'Persecutor Bar' Closes Door to Immigrant
A lifetime ago in El Salvador, Jose Alvarado joined the national guard because it was the only job he could get to feed his family.
One day, however, he stood by as his superiors beat a suspected guerilla and forced needles under the man's fingernails. Alvarado later left the country for the United States.
An immigration judge said Alvarado could legally stay in the U.S. because he didn't have the motive to hurt anybody. In Alvarado v. Whitaker, the U.S. First Circuit Court of Appeals disagreed.
Civil War
Alvarado served as a guard in the early 1980s during El Salvador's Civil War. His job was to patrol and provide security.
While patrolling a town, he stopped a man and asked for identification. Superior officers soon arrived and tortured the man.

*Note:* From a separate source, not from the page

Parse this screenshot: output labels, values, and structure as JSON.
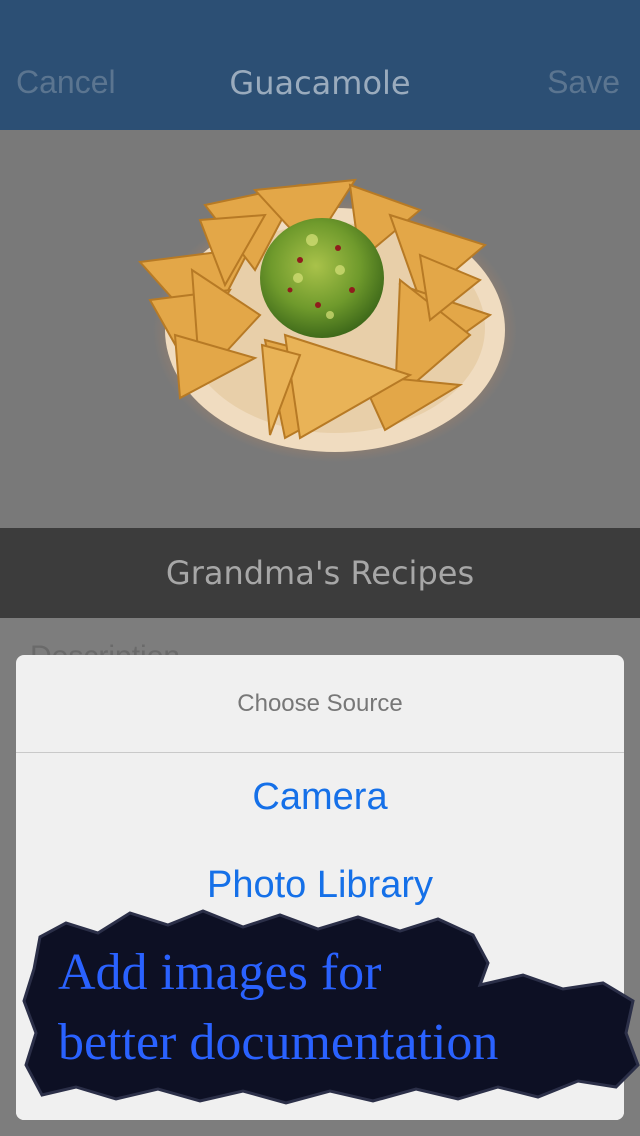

Alvarado fled to the U.S., but authorities proceeded to deport him. A judge, however, cancelled the proceedings.
Reviewing the record, the appeals court noted "inconsistencies" in Alvarado's testimony. At one point, he denied seeing anything; at another, he described the incident in some detail.
"Persecutor Bar"
The appeals court said the case presented a question of first impression: whether the "persecutor bar" applied to a person who acted without a personal motive.
The justices said the bar applied to Alvarado; his motive was not the issue. They said it would be "contrary to common notions of culpability" to rule otherwise.
For example, they reasoned, a bus driver who takes people to a place knowing they will be beaten is also culpable.